Pregnant women paid close attention to their genetic test results, which made it reasonable to consider the importance and necessity of genetic information even if ultrasound findings are severely abnormal. Moreover, genetic information also plays an important role in future pregnancies. To increase the accuracy of diagnosis and save time, we also recommend offering CMA and WES sequentially when sonographic abnormalities were identified. However, cost-effectiveness should be assessed.

Strengths and limitations

Our study has some limitations. There were 75 women lost during the follow-up.
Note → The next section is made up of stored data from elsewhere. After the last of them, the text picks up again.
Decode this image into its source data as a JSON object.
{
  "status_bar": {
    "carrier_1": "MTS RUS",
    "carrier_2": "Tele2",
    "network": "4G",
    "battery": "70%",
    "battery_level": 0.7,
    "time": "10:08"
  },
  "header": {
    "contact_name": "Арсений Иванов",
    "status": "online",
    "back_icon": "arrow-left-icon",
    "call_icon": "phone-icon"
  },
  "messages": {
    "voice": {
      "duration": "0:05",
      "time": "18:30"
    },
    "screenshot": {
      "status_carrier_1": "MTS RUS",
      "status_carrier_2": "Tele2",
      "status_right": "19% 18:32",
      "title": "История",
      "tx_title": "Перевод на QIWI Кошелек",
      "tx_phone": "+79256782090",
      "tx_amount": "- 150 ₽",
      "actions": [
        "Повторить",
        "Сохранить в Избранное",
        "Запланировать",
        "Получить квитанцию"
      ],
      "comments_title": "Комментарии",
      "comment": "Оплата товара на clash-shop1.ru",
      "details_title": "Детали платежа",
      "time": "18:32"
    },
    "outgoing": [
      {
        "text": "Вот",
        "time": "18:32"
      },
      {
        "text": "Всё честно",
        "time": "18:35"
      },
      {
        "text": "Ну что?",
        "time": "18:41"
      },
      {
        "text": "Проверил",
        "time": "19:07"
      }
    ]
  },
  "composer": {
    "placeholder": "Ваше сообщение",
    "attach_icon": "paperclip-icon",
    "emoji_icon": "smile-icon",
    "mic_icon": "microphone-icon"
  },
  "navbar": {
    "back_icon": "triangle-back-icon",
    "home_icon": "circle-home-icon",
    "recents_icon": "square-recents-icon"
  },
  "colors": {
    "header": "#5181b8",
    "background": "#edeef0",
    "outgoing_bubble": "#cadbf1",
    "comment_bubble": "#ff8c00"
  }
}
Our study started in 2014. However, WES was underdeveloped and unavailable at that time. All our cases of WES were collected in the last two years. Furthermore, we did not analyze all kinds of complications but only focused on PTB and IUD, which were most common. The assessment of complications and diagnostic yield could be inadequate. In addition, our institution is a tertiary referral center. Patients suggestive of abnormalities may have been preferentially referred to our department, causing a bias in patient selection.

This study also has several strengths. Although previous studies [1, 10, 15] have reported some data of late amniocentesis, the sample size of our cohort is larger than the previous ones so that our data could be more persuasive. Our study provided information on late amniocentesis, which can improve the prenatal diagnosis and postnatal care for women.

Conclusion

Late amniocentesis is a reasonable procedure in modern genetic technologies when late-onset sonographic abnormalities are identified. It is a quick and helpful tool for pregnant women after 24 gestational weeks. The majority of patients can get their genetic results before delivery, and enough time would be provided to make a decision about the pregnancy. The diagnostic yields of CMA and WES are much higher than that of traditional karyotype. In cases with normal karyotype results and sonographic abnormalities, CMA and WES should be considered.

The diagnostic yield achieved maximal when fetuses with suspected genetic disorders become the indication of late amniocentesis, following by sonographic abnormalities. The risk of PTB and IUD should be considered with the presence of sonographic abnormalities.